A Experiência, Mutação Genética - Último Capítulo IX - "O Fim Digno de um Heroi"

O clima agora era frio, gotas prateadas despencavam do céu nebuloso. Garoava levemente no “bairro dos cadáveres”, assim chamado pelos militares que adentravam armados com tanques e helicópteros. O prédio da prefeitura emanava chamas, catástrofe causada provavelmente pelo pânico das pessoas pós-acidente. Mesmo com a chuva outonal, as chamas continuavam a se propagarem infinitamente, evitando assim a aproximação das aeronaves.

Antenor, Ricardo e Cesar caminhavam pela Avenida Presidente Lincoln, arrasada pela destruição total. Havia muitos carros carbonizados, isso sem contar as casas e os corpos mutilados nas calçadas. Antenor respirava ainda com muita dificuldade, o ferimento provocado pelo projétil ardia-lhe o peito. Mas a força de vontade de reencontrar Jéssica, não o deixava desistir. Iria mesmo até o inferno se necessário. “Fiz uma promessa, e vou cumpri-la”, dizia isso para si mesmo; conversando internamente com seus pensamentos mansos.

Ao ver as aeronaves se aglomerarem em torno do prédio da prefeitura, Ricardo se manifesta:

-Por que eles estão indo em direção ao prédio da prefeitura? O prefeito nem mora aqui.

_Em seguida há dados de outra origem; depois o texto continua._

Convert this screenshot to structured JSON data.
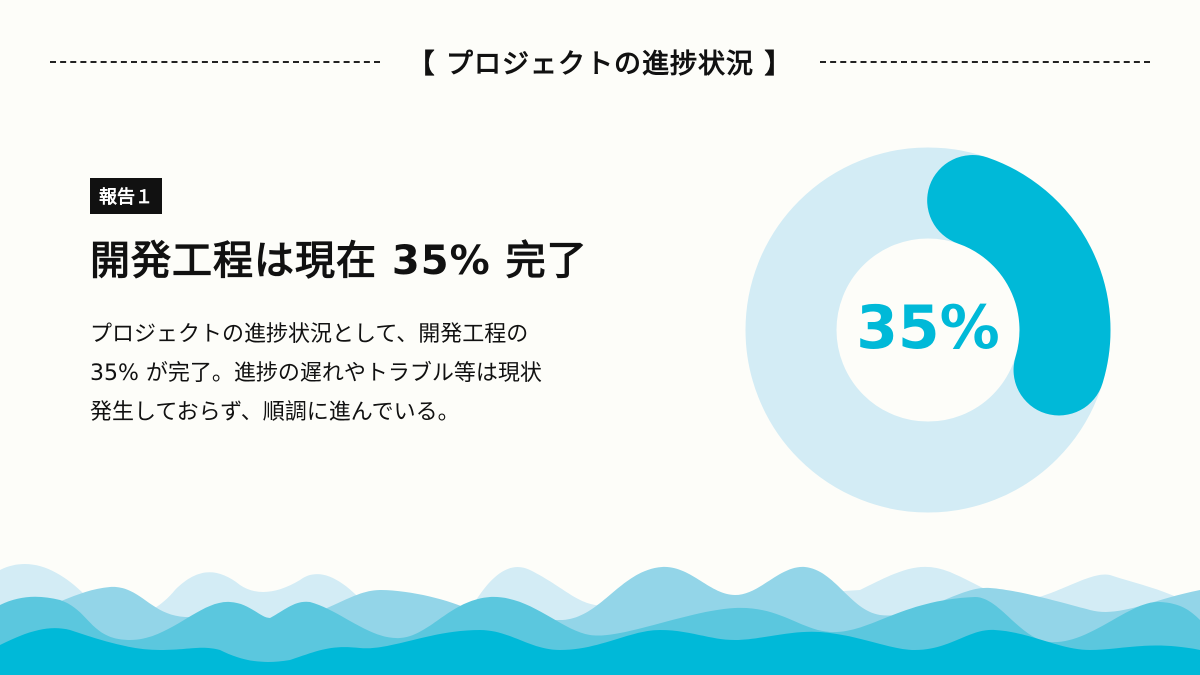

-Você ainda pergunta o porquê. Tu achas mesmo que eles se preocupam conosco? Por que eles não agiram antes?! Agora que tudo está em ruínas, eles vêm para nos ajudar? Que porra é essa?! Cambadas de filhos da puta! Só aparecem para pedir nossos votos – desabafou Cesar.

Não era possível dizer ao certo se Cesar chorava ou se era mesmo, apenas gotas de chuva. Porém, sua expressão parecia triste.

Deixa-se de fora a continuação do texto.